IDB prints SDB benchmark in volatile market
March 31, 2020 | Mick Bowen
DC-based development bank doubles the size of the offering to $2 bln to meet demand
Bonds Asset Management Debt Capital Markets Corporate & Sovereign Strategy Fixed Income Funds United States Latin America Coronavirus
The Inter-American Development Bank (IDB) said on Monday that it set a new sustainable development bond (SDB) global benchmark by selling $2 billion worth of five-year notes, following an announcement last week that it could lend up to $12 billion to contain the coronavirus outbreak in Latin America.
Led by Crédit Agricole, Deutsche Bank, Goldman Sachs and JPMorgan, the IDB priced the new five-year notes with a coupon of 0.875% to yield 0.885%, or 46.2 basis points above the 0.5% US Treasury notes due in March 2025.

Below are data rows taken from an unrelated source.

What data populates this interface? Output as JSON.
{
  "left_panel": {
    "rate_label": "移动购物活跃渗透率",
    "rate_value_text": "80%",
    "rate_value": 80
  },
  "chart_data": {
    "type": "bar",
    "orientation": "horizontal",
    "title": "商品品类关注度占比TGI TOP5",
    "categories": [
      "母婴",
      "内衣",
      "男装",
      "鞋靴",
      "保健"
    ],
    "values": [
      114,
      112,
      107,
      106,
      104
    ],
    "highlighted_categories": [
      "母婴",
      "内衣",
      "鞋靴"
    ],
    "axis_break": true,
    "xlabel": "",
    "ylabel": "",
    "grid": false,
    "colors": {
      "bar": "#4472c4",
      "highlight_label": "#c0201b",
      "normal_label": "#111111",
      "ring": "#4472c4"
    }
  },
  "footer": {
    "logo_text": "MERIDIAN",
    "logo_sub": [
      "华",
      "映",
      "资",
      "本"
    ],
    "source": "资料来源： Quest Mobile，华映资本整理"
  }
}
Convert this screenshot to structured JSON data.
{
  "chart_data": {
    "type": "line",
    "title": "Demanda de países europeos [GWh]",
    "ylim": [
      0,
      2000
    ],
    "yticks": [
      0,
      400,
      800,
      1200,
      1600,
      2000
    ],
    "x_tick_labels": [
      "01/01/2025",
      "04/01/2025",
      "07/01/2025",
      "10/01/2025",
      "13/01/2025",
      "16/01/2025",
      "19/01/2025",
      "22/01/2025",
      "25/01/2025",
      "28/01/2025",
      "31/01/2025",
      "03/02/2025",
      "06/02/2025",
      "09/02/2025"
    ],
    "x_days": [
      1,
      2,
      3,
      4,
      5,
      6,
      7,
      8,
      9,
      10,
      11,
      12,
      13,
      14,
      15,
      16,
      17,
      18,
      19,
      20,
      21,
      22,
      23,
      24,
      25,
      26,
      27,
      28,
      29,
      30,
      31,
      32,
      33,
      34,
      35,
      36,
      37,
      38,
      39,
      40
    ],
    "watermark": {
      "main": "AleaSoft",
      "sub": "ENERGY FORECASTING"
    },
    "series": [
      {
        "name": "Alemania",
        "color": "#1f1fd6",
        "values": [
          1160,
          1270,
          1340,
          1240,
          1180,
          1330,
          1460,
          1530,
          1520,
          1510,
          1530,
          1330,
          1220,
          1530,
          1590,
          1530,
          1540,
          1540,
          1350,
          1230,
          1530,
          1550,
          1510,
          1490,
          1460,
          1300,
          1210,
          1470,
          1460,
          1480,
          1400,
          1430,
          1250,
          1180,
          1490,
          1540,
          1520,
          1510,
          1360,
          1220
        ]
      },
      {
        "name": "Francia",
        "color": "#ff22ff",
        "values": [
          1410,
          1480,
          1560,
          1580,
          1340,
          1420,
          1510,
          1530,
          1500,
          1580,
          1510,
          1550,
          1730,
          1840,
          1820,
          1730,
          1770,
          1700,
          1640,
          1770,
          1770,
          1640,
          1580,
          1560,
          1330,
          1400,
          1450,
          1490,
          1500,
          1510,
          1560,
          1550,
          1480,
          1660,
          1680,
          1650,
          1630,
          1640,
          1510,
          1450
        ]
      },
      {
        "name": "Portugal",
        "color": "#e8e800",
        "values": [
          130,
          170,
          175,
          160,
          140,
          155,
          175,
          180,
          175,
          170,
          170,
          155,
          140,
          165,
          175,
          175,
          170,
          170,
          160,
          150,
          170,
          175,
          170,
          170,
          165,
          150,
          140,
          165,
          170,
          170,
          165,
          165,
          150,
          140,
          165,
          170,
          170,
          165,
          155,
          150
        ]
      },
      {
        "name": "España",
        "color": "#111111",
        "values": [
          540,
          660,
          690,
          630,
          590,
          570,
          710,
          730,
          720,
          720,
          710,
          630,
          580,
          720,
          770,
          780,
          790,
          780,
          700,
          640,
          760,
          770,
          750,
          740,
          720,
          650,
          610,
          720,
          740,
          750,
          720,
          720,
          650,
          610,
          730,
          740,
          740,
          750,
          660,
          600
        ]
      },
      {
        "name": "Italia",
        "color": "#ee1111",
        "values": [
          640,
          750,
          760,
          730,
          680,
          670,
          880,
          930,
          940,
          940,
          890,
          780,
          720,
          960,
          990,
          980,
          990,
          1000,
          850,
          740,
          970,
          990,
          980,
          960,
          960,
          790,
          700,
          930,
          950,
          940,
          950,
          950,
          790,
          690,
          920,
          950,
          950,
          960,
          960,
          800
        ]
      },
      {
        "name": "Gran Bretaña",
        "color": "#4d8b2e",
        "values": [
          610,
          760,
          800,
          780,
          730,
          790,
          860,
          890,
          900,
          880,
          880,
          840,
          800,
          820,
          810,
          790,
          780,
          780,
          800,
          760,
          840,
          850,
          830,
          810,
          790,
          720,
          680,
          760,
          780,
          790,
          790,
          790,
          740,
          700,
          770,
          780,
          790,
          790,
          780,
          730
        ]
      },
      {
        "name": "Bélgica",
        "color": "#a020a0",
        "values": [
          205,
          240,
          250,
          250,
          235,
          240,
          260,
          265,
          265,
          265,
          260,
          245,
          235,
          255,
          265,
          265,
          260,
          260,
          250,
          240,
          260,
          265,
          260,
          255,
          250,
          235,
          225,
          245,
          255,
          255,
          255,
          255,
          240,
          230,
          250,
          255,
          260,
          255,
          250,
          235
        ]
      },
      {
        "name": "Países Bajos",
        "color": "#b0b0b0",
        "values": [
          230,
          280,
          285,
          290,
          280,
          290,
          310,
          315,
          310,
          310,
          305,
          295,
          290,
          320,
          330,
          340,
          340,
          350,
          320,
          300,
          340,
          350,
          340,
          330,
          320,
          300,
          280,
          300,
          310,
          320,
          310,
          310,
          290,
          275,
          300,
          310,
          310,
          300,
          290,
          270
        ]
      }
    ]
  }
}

Investors placed $4.97 billion in orders, which convinced the development bank to double the size of the deal to $2 billion, according to Laura Fan, the head of funding at the IDB.

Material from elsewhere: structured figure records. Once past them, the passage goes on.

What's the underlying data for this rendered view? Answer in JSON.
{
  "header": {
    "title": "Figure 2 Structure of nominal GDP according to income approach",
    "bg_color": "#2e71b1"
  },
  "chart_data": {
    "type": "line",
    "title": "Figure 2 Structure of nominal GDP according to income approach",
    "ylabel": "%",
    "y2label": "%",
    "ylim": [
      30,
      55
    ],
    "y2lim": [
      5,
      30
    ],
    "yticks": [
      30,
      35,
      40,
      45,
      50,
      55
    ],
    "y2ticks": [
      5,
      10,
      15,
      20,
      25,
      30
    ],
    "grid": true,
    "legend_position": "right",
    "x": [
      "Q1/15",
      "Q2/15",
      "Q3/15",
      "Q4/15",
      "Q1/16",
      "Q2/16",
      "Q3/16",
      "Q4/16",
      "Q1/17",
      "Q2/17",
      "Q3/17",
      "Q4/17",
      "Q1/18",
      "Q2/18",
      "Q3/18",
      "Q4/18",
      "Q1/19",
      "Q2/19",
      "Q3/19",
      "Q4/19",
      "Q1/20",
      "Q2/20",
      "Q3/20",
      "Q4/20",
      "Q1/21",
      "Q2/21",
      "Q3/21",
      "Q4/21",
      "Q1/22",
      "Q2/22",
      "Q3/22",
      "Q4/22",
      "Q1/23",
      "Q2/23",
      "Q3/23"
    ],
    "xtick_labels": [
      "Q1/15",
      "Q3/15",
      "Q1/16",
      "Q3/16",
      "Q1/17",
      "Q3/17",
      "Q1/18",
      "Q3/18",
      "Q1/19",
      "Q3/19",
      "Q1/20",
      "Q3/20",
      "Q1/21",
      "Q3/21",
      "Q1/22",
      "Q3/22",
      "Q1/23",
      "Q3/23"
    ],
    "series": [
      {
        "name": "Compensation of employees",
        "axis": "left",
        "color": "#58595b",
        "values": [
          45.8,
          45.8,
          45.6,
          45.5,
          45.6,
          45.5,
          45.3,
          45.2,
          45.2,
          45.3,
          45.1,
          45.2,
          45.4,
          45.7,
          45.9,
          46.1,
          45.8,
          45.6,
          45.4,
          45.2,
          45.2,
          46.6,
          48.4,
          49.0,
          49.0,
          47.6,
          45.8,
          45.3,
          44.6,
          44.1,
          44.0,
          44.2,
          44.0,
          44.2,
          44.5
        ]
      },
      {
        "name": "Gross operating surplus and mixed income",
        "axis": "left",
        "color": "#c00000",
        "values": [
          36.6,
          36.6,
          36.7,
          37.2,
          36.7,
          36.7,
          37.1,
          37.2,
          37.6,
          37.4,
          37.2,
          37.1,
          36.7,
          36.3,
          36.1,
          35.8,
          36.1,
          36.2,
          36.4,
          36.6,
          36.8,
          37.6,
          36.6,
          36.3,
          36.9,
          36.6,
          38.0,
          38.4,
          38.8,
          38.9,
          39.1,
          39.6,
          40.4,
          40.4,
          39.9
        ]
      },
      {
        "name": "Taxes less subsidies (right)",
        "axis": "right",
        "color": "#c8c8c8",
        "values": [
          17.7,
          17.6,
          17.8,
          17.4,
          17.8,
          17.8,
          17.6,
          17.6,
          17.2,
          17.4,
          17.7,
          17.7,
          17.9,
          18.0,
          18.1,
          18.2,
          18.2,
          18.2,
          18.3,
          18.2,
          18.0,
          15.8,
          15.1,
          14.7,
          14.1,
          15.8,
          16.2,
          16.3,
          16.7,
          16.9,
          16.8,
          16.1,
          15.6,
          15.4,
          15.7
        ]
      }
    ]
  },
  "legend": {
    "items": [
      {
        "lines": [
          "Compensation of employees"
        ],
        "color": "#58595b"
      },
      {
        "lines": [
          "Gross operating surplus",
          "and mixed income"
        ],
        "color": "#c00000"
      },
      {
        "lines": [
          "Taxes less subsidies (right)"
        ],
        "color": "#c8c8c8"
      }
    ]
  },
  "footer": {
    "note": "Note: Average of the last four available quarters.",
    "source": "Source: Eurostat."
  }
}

"Even then, it was a very difficult allocation process," Fan said in a an email to LatinFinance. "The IDB was offering a yield on this bond that was attractive relative to the underlying US Treasuries," she said. "This generated high quality demand."

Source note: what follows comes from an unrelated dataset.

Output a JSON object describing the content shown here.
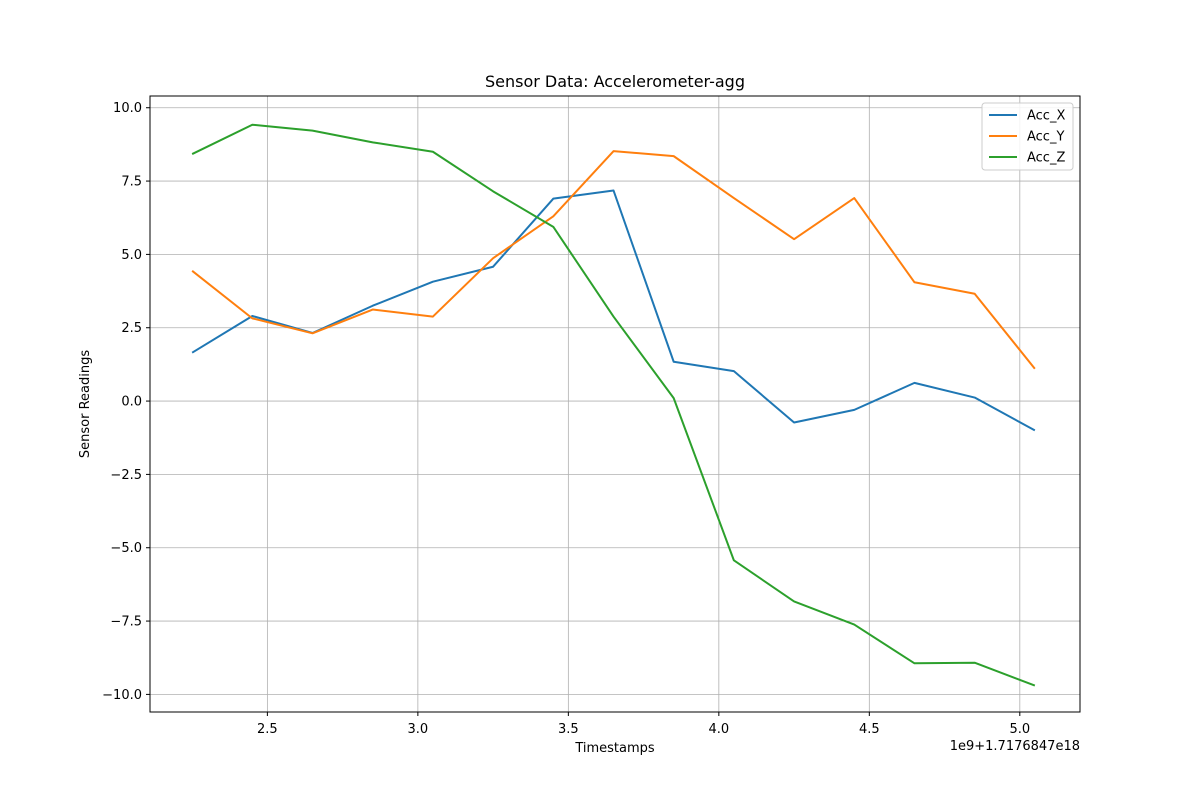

Central banks and other official institutions acquired 72% of the notes on offer, followed by commercial banks with 14%, asset managers with 11% and pension funds, insurance companies and corporate buyers with 3%. Investors from Asia Pacific bought 46% of the five-year notes, while bond buyers in the Americas got 28% and investors in Europe, the Middle East and Africa (EMEA) took 26%, according to the IDB.
The latest sale marked the IDB's first SDB in US dollars and its largest SDB issue to date, Fan said. The IDB could "contemplate" bringing more SDB deals to the market if there is investor demand, she added.
For the $12 billion loan program to contain the coronavirus pandemic, the IDB has said will focus on four areas: immediate public health response, safety nets for vulnerable populations, economic productivity and employment and fiscal policies to lessen economic impacts.